Tuesday, August 24, 2010

The Insightfulness of a One-Line Marketing Slogan

This morning, as I was driving to meet with a new potential client, there was a sign that caught my attention. It read, "Everyone drives used cars." At first glance, it seemed like the typical appeal-to-popularity type of marketing gimmick used to convince you, as a consumer, to join the masses (real or imaginary) by making the same choice they all are supposedly making. My second thought, in analyzing the one-liner from a logical basis, immediately shocked me with the profundity of the statement. It wasn't merely an appeal-to-popularity. It was a statement of logical fact. That simple fact is one that has been quite obscured to us, due to mental conditioning.

When considering cars, as consumers, we are taught that there are two extremely different categories of vehicles: new and used. These categories of vehicles are presented to us as polar opposites. New vehicles and used vehicles are sold at different places, for different prices by different sorts of people. New vehicles are presented to us a superior choice, FAR more valuable than any used vehicle could hope to be. Used vehicles (except when being described by a salesman) are old, decrepit things that are merely functional, but not especially desirable.

That one-line slogan cut through all of that socially-conditioned thinking. The simple fact is, the only actual difference between a used one, is simply that it has been owned by someone. But even an ostenibly new vehicle can quite accurately be described as "used" a mere week after its purchase. The moment the car is even driven off the lot, its market valuable depreciates, and it may properly be classified as a used vehicle. Hence, the statement "Everyone drives used cars," is a mere declaration of fact. The fact that we have accepted the taxonomies offered to us and created an artificial mental distinction between new and used vehicles is a sign that we often embrace the modern tendency to taxonomize things without giving them much thought.

The other insight this slogan offers is that social status is mostly a mental illusion. Social perceptions play an undeniable role in influencing the decisions we make and the judgments we make of others. A person's car is a sort of status symbol. Regardless of the actual substance and being of a person, people use psychological shortcuts to judge a person. I recently read about a fellow who performed a social experiment. He scheduled dates with two different women. With the first woman, he dressed up really nicely and picked her up in a brand new Bentley. With the second woman, he wore very casual clothing and picked her up in an old beat-up car. The content of the dates themselves were essentially the same. Yet, the way the two women viewed him was extremely divergent. While one had an extremely positive view of the fellow, the other woman described him as a "loser." The exact same guy was perceived in completely different way, simply based on the way he dressed and what car he drove.

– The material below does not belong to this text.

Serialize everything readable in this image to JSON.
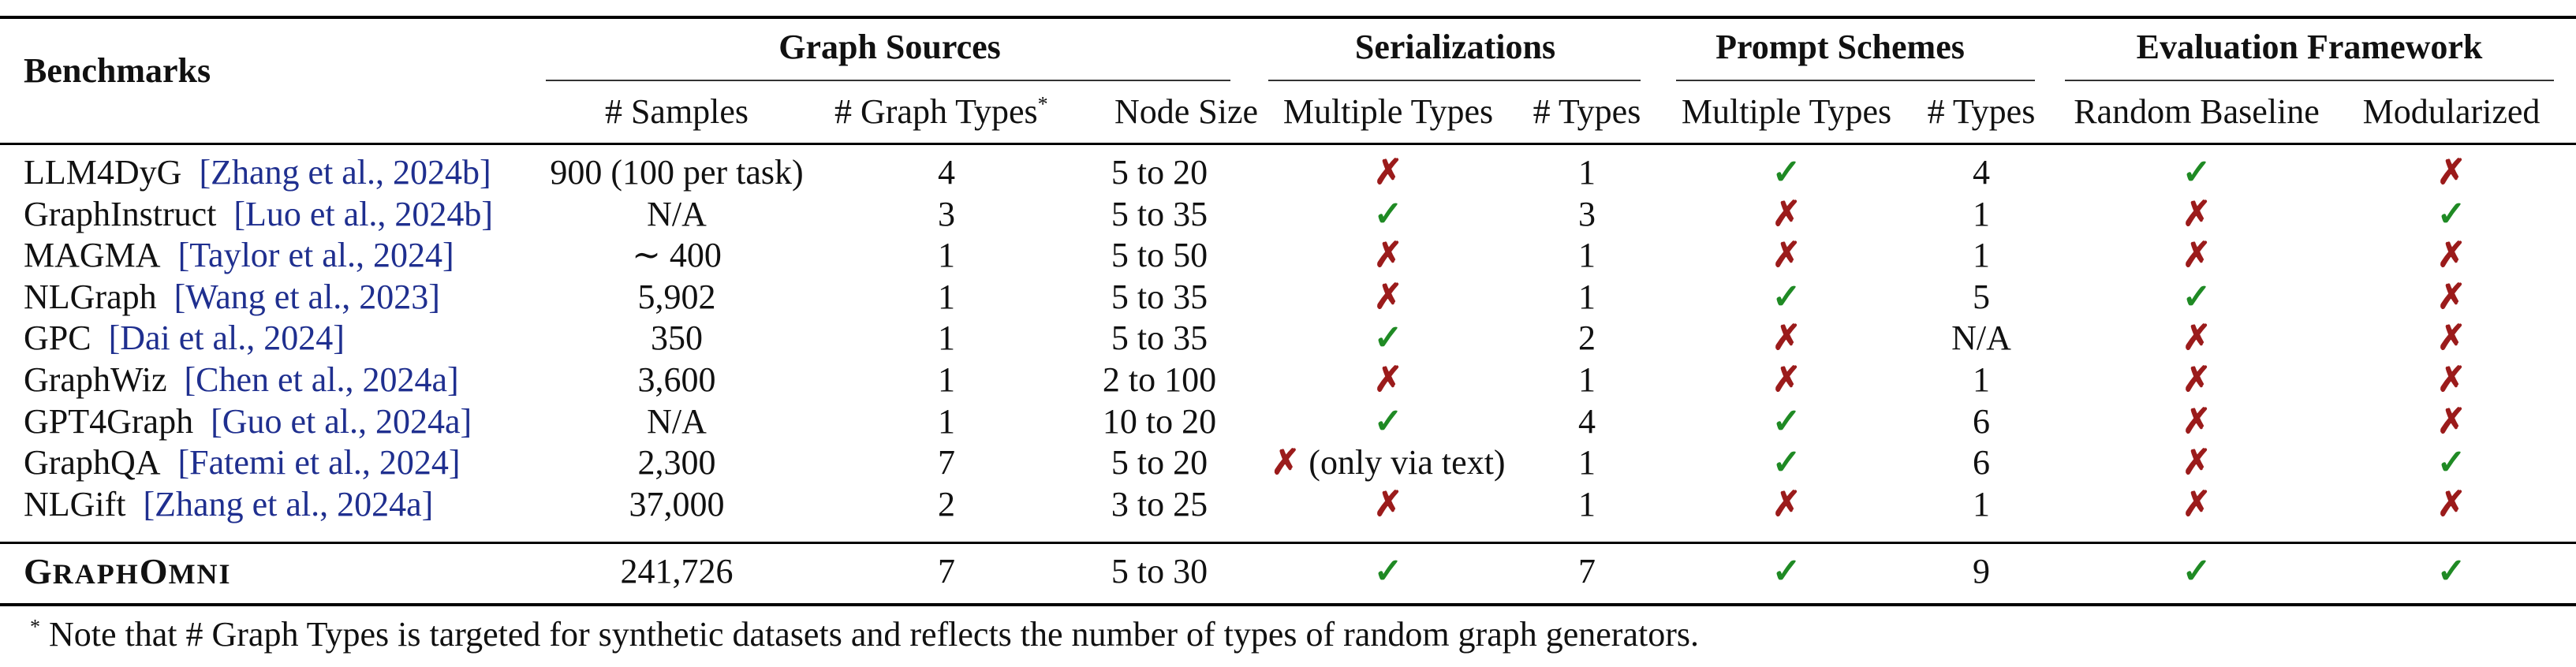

In that regard, the brilliance of the slogan is in the way it highlights the way we often don't even see things through our own eyes, nor do we judge things rationally. Instead, we often allow other people's judgments and categories to be used in lieu of our own. We accept the inaccurate and agenda-driven perceptions of others and use them as a shortcut to thinking things through on our own. Humility offers us an alternate way to approach life and people, by pointing out the wisdom of suspending judgments and by pointing out the potential pitfall that arises when overcategorizing various aspects of life.